Qais al-Khazali, the head of the Iranian-funded Asa'ib Ahl al-Haq Shiite militia, delivers a speech on December 13, 2017. Photo: Khazali twitter account
ERBIL, Kurdistan Region – The mainly Shiite Hashd al-Shaabi paramilitaries have lost more than 7,000 and sustained more than 21,000 injuries during the war against the ISIS group since 2014, an influential Shiite militia leader has revealed.
Qais al-Khazali, who is the head of the Iranian-funded Asa'ib Ahl al-Haq, said that with the sacrifices of the Hashd forces, they were able to foil the “plots” of the American forces and that of the extremists in Iraq and the region.
The Hashd forces lost 7,637 fighters, and sustained 21,300 injuries, Khazali said on Wednesday, adding that his group specifically lost 956 fighters with another 2,743 injured.
The Iraqi army is yet to release the figures for their casualties. But earlier this year, the US-led Global Coalition stated that they lost about 10,000 soldiers.
The Kurdish Peshmerga stated that they lost more than 1,800 soldiers, and sustained more than 10,000 injuries.
Khazali said that they took part in every major Iraqi-led combat operation in the country except for Mosul in Nineveh province in northern Iraq, and Ramadi in the western province of Anbar due objections from the US-led Global Coalition.
“We must mention that this sacred Hashd is a pride to Iraq and Iraqis, it is even the greatest pride in the history of Iraq since the establishment of the first civilization of Sumer in Iraq thousands of years ago until this very day,” the Shiite leader said in a speech.
The Hashd forces have been criticized for human rights violations during and after the liberation of Sunni areas throughout the war, and most recently when they attacked the disputed or Kurdistani areas claimed both Erbil and Baghdad such as the oil-rich and diverse province of Kirkuk and multi-ethnic Tuz Khurmatu city. The force mostly has denied the accusations.
The Hashd, unlike the Kurdish forces, have not conducted a process of “demographic change” in the liberated areas, Khazali claimed.
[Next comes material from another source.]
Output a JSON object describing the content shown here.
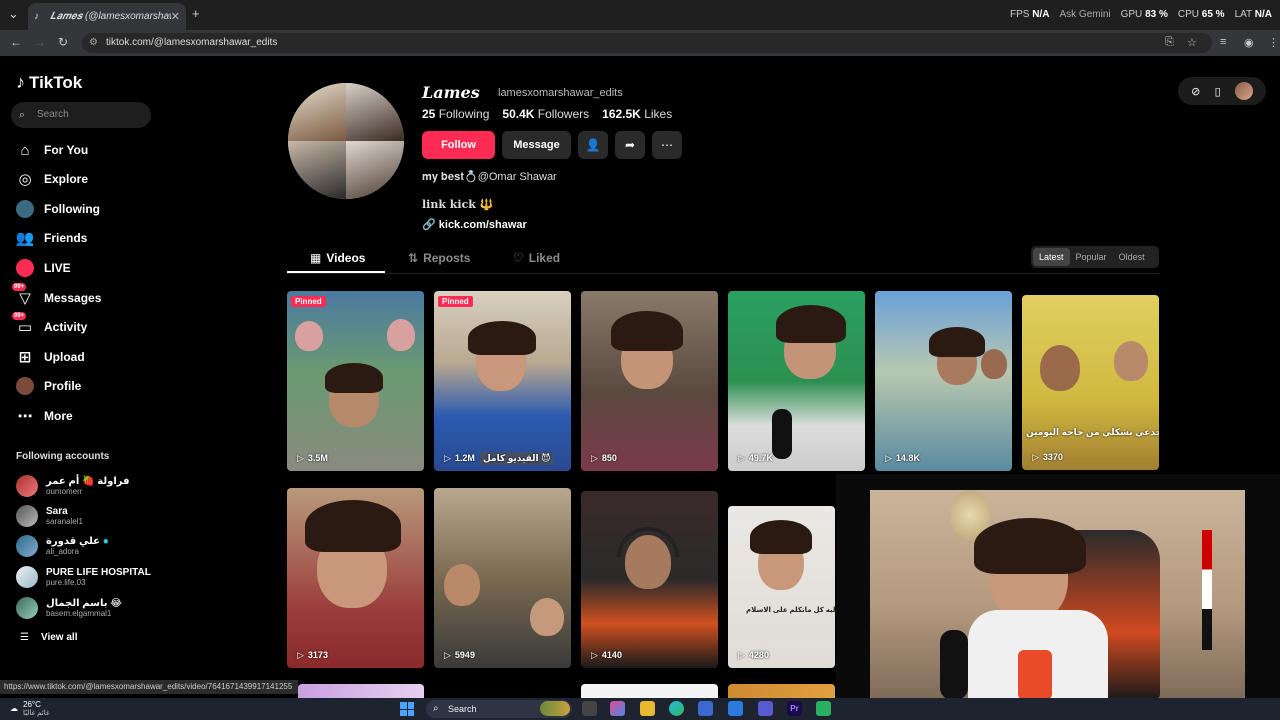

He said the Kurdish forces announced every area they liberated as “Kurdish.”
The KRG and Peshmerga officials maintain that the disputed areas such as Kirkuk are “Kurdistani” while recognizing that other components live and have lived in these areas.
While he said that all Hashd units must come under the command of the Iraqi prime minister, per a law passed by the Iraqi parliament in late 2016, Khazali said that they should be considered part of the Iraqi security forces.
The Hashd has about 140,000 registered fighters across Iraq, including some from other Iraqi components, but only about 120,000 are entitled to receive their salaries from the Iraqi government, Khazali said, adding that the force is small compared to the Iraqi army or the interior ministry.
The Iraqi army has twice as many soldiers, and the interior ministry has about four times, Khazali stated.
Iraqi Vice President Nouri al-Maliki, who portrays himself as the defender of the Hashd forces, said this week that nobody except for the parliament has the power to disband the Shiite force, not even the Iraqi prime minister, despite the calls from inside and outside of Iraq to do so.
“There is a law for the Hashd. The Hashd cannot be cancelled unless by the power of law. The parliament itself does not allow cancelling the Hashd,” Maliki asserted.
Khazali caused controversy earlier this month when he appeared in a video that showed him on the Lebanese border near the Israeli-controlled Golan Heights after the decision of the US President Donald Trump to recognize Jerusalem as the capital of Israel.
He has also called on Arab and Islamic leaders countries to close US embassies over the Jerusalem row.
He said in October that the US army should immediately withdraw from Iraqi territory following the defeat of the ISIS group after US Secretary of State Rex Tillerson demanded the Shiite elements of the Hashd al-Shaabi “go home.”
After the Iraqi government’s declaration of victory over ISIS on Saturday, the US State Department stated it “remain committed to standing with the Government of Iraq and the Iraqi people to stabilize areas liberated from ISIS control.”
President Trump signed a bill on Monday re-authorizing more than $1.2 billion in Iraq Train & Equip funding for 2018.